6. "Aqui estou. Não posso fazer diferente"
Em janeiro de 1520, reuniu-se em Roma um consistório que condenou Lutero e o intimou a abjurar. O reformador respondeu duramente, contestando a própria instituição do papado e os sacramentos administrados pelo clero. No dia 3 de janeiro de 1521, Leão X excomungou Lutero, e Carlos V ordenou-lhe a se apresentar na Dieta de Worms, onde, em abril, o monge defende as suas ideias, concluindo o discurso com palavras que ficaram famosas: "Aqui estou. Não posso fazer diferente. Que Deus me ajude". Lutero evitou a prisão apenas graças ao salvo-conduto que lhe foi possibilitado por Frederico da Saxônia, enquanto, na Alemanha, acendiam-se focos de revolta contra a Igreja Católica. Carlos V promulgou, no dia 8 de maio de 1521, o Édito de Worms, com o qual as teses de Lutero foram banidas, e ele mesmo era declarado inimigo público.
7. Pai de família e homem de ordem
Depois de Worms, Lutero iniciou a tradução da Bíblia para o alemão. Em 1525, abandonou o hábito religioso e se casou com Catarina de Bora, ela também ex-freira: tiveram seis filhos. Ainda em 1525, ele se alinhou ao lado dos príncipes alemães, seus protetores, que reprimiram com sangue a violenta revolta dos camponeses, à frente da qual tinha se colocado outro reformador religioso muito mais radical, Thomas Müntzer. Lutero se opôs ao poder eclesiástico católico, mas não colocou em discussão o sistema social da época.
8. A doutrina se consolida
A partir de 1525, Lutero e os seus seguidores se empenham para dar uma veste orgânica à nova doutrina religiosa. O reformador publica o rito da missa em alemão e rompe com o filósofo Erasmo de Rotterdam, rejeitando a sua visão do livre arbítrio. Em 1530, foi apresentada na Dieta Imperial de Augsburg a Confessio augustana, inspirada por Lutero e redigida pelo seu estreito colaborador, Felipe Melâncton, que expunha sistematicamente os artigos de fé da Confissão protestante. Mas continuava aberto o conflito entre Carlos V e as cidades e príncipes luteranos. Estes últimos constituíram em 1531 a Liga de Esmalcalda para defender o culto evangélico.

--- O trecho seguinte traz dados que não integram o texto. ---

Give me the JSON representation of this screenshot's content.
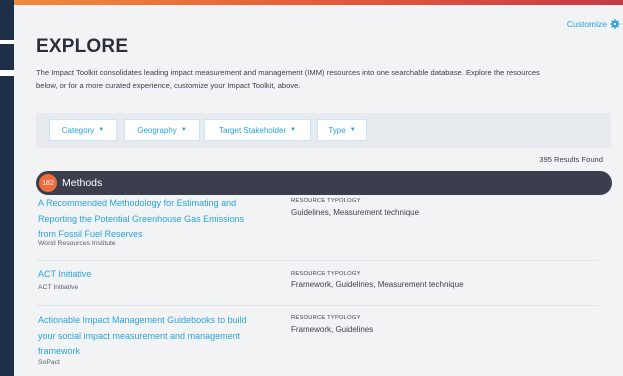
{
  "colors": {
    "accent": "#2aa3d8",
    "header_bar": "#3b3f4d",
    "badge": "#ee6b3f",
    "gradient_start": "#f08a3c",
    "gradient_end": "#c63a46"
  },
  "header": {
    "customize_label": "Customize",
    "customize_icon": "gear-icon"
  },
  "page": {
    "title": "EXPLORE",
    "intro_line1": "The Impact Toolkit consolidates leading impact measurement and management (IMM) resources into one searchable database. Explore the resources",
    "intro_line2": "below, or for a more curated experience, customize your Impact Toolkit, above."
  },
  "filters": [
    {
      "label": "Category"
    },
    {
      "label": "Geography"
    },
    {
      "label": "Target Stakeholder"
    },
    {
      "label": "Type"
    }
  ],
  "results": {
    "count_text": "395 Results Found"
  },
  "section": {
    "count": "182",
    "title": "Methods",
    "typology_label": "RESOURCE TYPOLOGY",
    "items": [
      {
        "title_lines": [
          "A Recommended Methodology for Estimating and",
          "Reporting the Potential Greenhouse Gas Emissions",
          "from Fossil Fuel Reserves"
        ],
        "org": "World Resources Institute",
        "typology": "Guidelines,  Measurement technique"
      },
      {
        "title_lines": [
          "ACT Initiative"
        ],
        "org": "ACT Initiative",
        "typology": "Framework,  Guidelines,  Measurement technique"
      },
      {
        "title_lines": [
          "Actionable Impact Management Guidebooks to build",
          "your social impact measurement and management",
          "framework"
        ],
        "org": "SoPact",
        "typology": "Framework,  Guidelines"
      }
    ]
  }
}
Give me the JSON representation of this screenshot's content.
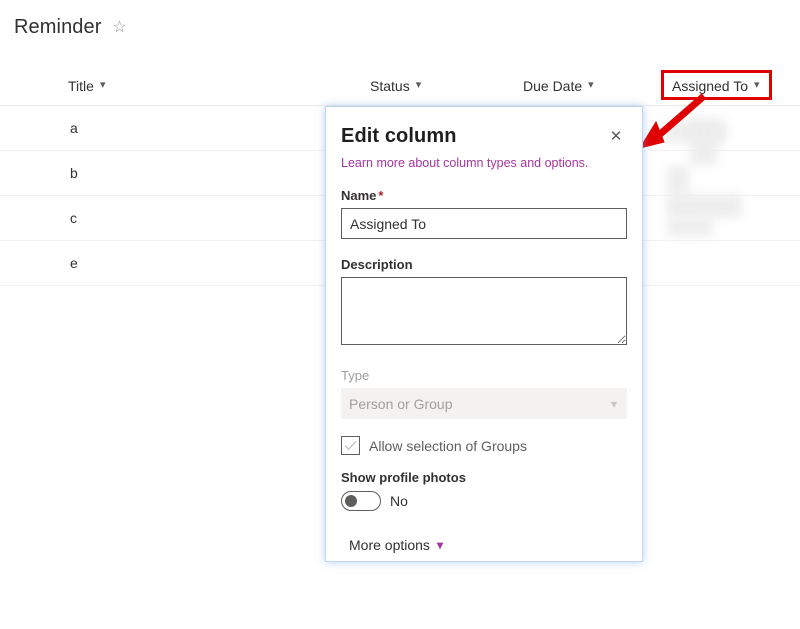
{
  "page": {
    "title": "Reminder",
    "favorite_icon": "star-outline-icon"
  },
  "list": {
    "columns": [
      {
        "label": "Title",
        "sort_icon": "chevron-down-icon"
      },
      {
        "label": "Status",
        "sort_icon": "chevron-down-icon"
      },
      {
        "label": "Due Date",
        "sort_icon": "chevron-down-icon"
      },
      {
        "label": "Assigned To",
        "sort_icon": "chevron-down-icon"
      }
    ],
    "rows": [
      {
        "title": "a",
        "status": "",
        "due_date": "",
        "assigned_to": ""
      },
      {
        "title": "b",
        "status": "",
        "due_date": "",
        "assigned_to": ""
      },
      {
        "title": "c",
        "status": "",
        "due_date": "",
        "assigned_to": ""
      },
      {
        "title": "e",
        "status": "",
        "due_date": "",
        "assigned_to": ""
      }
    ]
  },
  "annotation": {
    "highlight_color": "#e00000",
    "highlight_target": "Assigned To",
    "arrow_color": "#e00000",
    "arrow_direction": "down-left"
  },
  "dialog": {
    "title": "Edit column",
    "close_icon": "close-icon",
    "learn_more_link": "Learn more about column types and options.",
    "link_color": "#a4369e",
    "name": {
      "label": "Name",
      "required_marker": "*",
      "value": "Assigned To",
      "placeholder": ""
    },
    "description": {
      "label": "Description",
      "value": "",
      "placeholder": ""
    },
    "type": {
      "label": "Type",
      "value": "Person or Group",
      "disabled": true,
      "chevron_icon": "chevron-down-icon"
    },
    "allow_groups": {
      "label": "Allow selection of Groups",
      "checked": true,
      "check_icon": "checkmark-icon"
    },
    "show_profile_photos": {
      "label": "Show profile photos",
      "value": "No",
      "on": false
    },
    "more_options": {
      "label": "More options",
      "chevron_icon": "chevron-down-icon"
    }
  }
}
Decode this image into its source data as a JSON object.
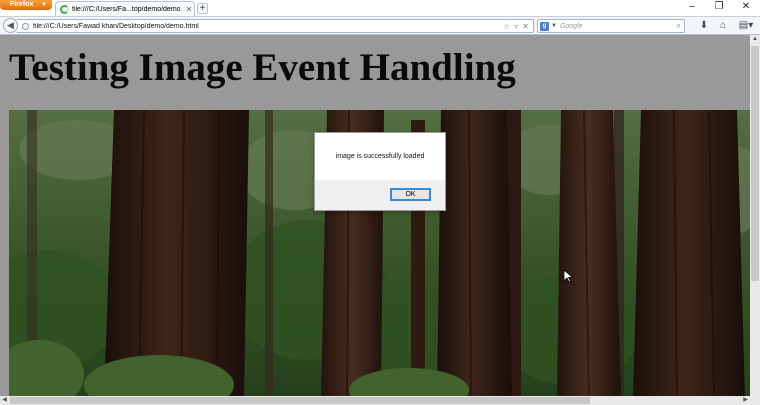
{
  "browser": {
    "menu_button_label": "Firefox",
    "tab": {
      "title": "file:///C:/Users/Fa...top/demo/demo.html"
    },
    "address_bar": {
      "url": "file:///C:/Users/Fawad khan/Desktop/demo/demo.html"
    },
    "search_bar": {
      "placeholder": "Google"
    }
  },
  "page": {
    "heading": "Testing Image Event Handling"
  },
  "alert": {
    "message": "image is successfully loaded",
    "ok_label": "OK"
  },
  "colors": {
    "firefox_orange": "#e8791e",
    "dialog_focus_border": "#3c8bd9",
    "page_overlay": "rgba(0,0,0,0.4)"
  }
}
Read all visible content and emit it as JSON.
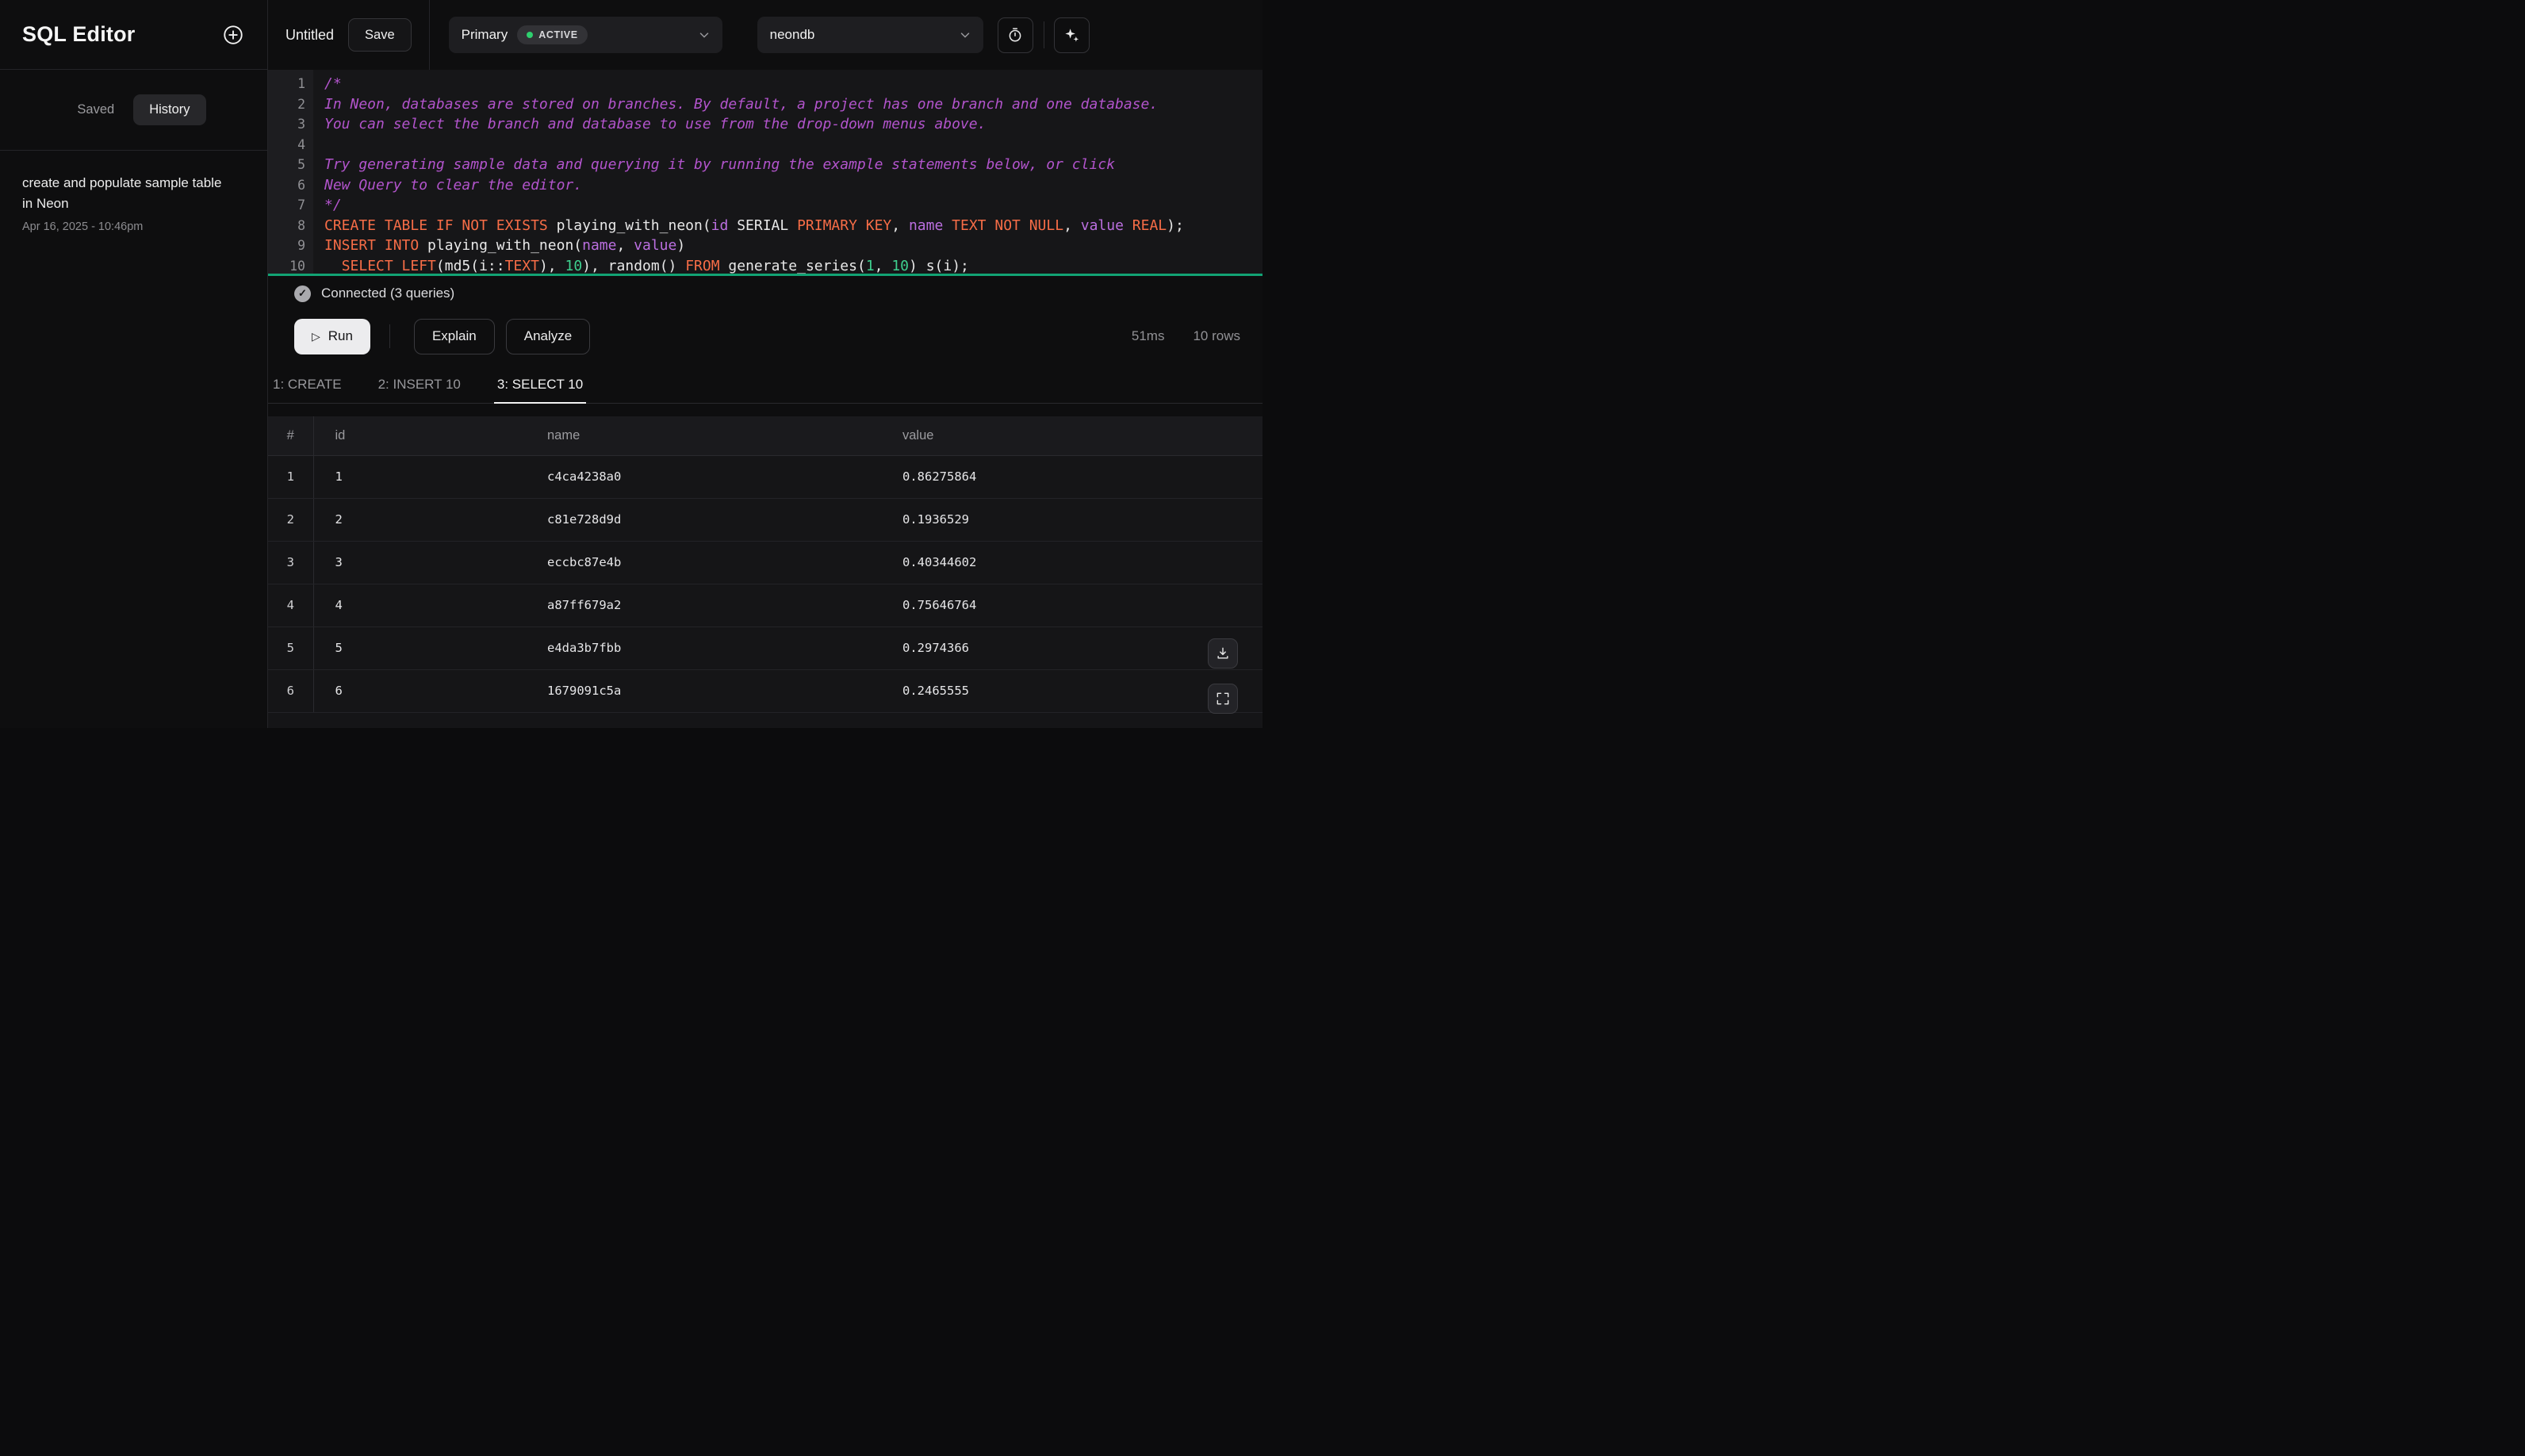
{
  "sidebar": {
    "title": "SQL Editor",
    "tabs": [
      {
        "label": "Saved",
        "active": false
      },
      {
        "label": "History",
        "active": true
      }
    ],
    "history_items": [
      {
        "title": "create and populate sample table in Neon",
        "date": "Apr 16, 2025 - 10:46pm"
      }
    ]
  },
  "topbar": {
    "file_name": "Untitled",
    "save_label": "Save",
    "branch": {
      "name": "Primary",
      "status": "ACTIVE"
    },
    "database": "neondb"
  },
  "editor": {
    "lines": [
      [
        [
          "comment",
          "/*"
        ]
      ],
      [
        [
          "comment",
          "In Neon, databases are stored on branches. By default, a project has one branch and one database."
        ]
      ],
      [
        [
          "comment",
          "You can select the branch and database to use from the drop-down menus above."
        ]
      ],
      [],
      [
        [
          "comment",
          "Try generating sample data and querying it by running the example statements below, or click"
        ]
      ],
      [
        [
          "comment",
          "New Query to clear the editor."
        ]
      ],
      [
        [
          "comment",
          "*/"
        ]
      ],
      [
        [
          "kw",
          "CREATE TABLE IF NOT EXISTS"
        ],
        [
          "plain",
          " playing_with_neon("
        ],
        [
          "ident",
          "id"
        ],
        [
          "plain",
          " SERIAL "
        ],
        [
          "kw",
          "PRIMARY KEY"
        ],
        [
          "plain",
          ", "
        ],
        [
          "ident",
          "name"
        ],
        [
          "plain",
          " "
        ],
        [
          "kw",
          "TEXT NOT NULL"
        ],
        [
          "plain",
          ", "
        ],
        [
          "ident",
          "value"
        ],
        [
          "plain",
          " "
        ],
        [
          "kw",
          "REAL"
        ],
        [
          "plain",
          ");"
        ]
      ],
      [
        [
          "kw",
          "INSERT INTO"
        ],
        [
          "plain",
          " playing_with_neon("
        ],
        [
          "ident",
          "name"
        ],
        [
          "plain",
          ", "
        ],
        [
          "ident",
          "value"
        ],
        [
          "plain",
          ")"
        ]
      ],
      [
        [
          "plain",
          "  "
        ],
        [
          "kw",
          "SELECT LEFT"
        ],
        [
          "plain",
          "(md5(i::"
        ],
        [
          "kw",
          "TEXT"
        ],
        [
          "plain",
          "), "
        ],
        [
          "num",
          "10"
        ],
        [
          "plain",
          "), random() "
        ],
        [
          "kw",
          "FROM"
        ],
        [
          "plain",
          " generate_series("
        ],
        [
          "num",
          "1"
        ],
        [
          "plain",
          ", "
        ],
        [
          "num",
          "10"
        ],
        [
          "plain",
          ") s(i);"
        ]
      ]
    ]
  },
  "status": {
    "connected_label": "Connected (3 queries)"
  },
  "toolbar": {
    "run": "Run",
    "explain": "Explain",
    "analyze": "Analyze",
    "duration": "51ms",
    "rows": "10 rows"
  },
  "results": {
    "tabs": [
      {
        "label": "1: CREATE",
        "active": false
      },
      {
        "label": "2: INSERT 10",
        "active": false
      },
      {
        "label": "3: SELECT 10",
        "active": true
      }
    ],
    "columns": [
      "#",
      "id",
      "name",
      "value"
    ],
    "rows": [
      [
        "1",
        "1",
        "c4ca4238a0",
        "0.86275864"
      ],
      [
        "2",
        "2",
        "c81e728d9d",
        "0.1936529"
      ],
      [
        "3",
        "3",
        "eccbc87e4b",
        "0.40344602"
      ],
      [
        "4",
        "4",
        "a87ff679a2",
        "0.75646764"
      ],
      [
        "5",
        "5",
        "e4da3b7fbb",
        "0.2974366"
      ],
      [
        "6",
        "6",
        "1679091c5a",
        "0.2465555"
      ]
    ]
  },
  "colors": {
    "accent_green": "#00e599",
    "status_active_dot": "#2ecf6e",
    "editor_divider_green": "#12a374",
    "syntax_keyword": "#f76d47",
    "syntax_comment": "#b254cc",
    "syntax_ident": "#bb6fe0",
    "syntax_number": "#3ecf8e"
  }
}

9. Contra o papa e os judeus
Em 1534, Lutero publicou a tradução alemã da Bíblia, que se revelaria como fundamental para a definição da língua germânica. Com o tempo, as suas posições se enrijeceram: ele defendia que o papado foi instituído não por Jesus, mas pelo diabo, e atacava violentamente os judeus que se recusavam a se converter ao cristianismo reformado. Quatro séculos depois, aqueles seus escritos antissemitas seriam usados instrumentalmente pelos nazistas. Lutero morreu no dia 18 de fevereiro de 1546 na sua cidade natal, Eisleben, para onde havia voltado a viver nos últimos tempos.
10. A legitimação póstuma
Justamente no ano da morte de Lutero, chegou-se ao confronto aberto entre Carlos V, apoiado pelo Papa Paulo III, e a Liga de Esmalcalda. O imperador venceu a importante batalha de Mühlberg no dia 24 de abril de 1547, mas não conseguiu debelar a resistência da Liga. Depois de eventos sangrentos e repetidos, o conflito armado concluiu com a Paz de Augsburg de 25 de setembro de 1555, na qual foi sancionada a divisão da Alemanha entre os principados católicos e protestantes, de acordo com o princípio cuius regio eius religio: os súditos seriam obrigados a professar a religião dos seus senhores. Para o luteranismo, foi um sucesso histórico, que sancionava a sua legitimação por parte do império.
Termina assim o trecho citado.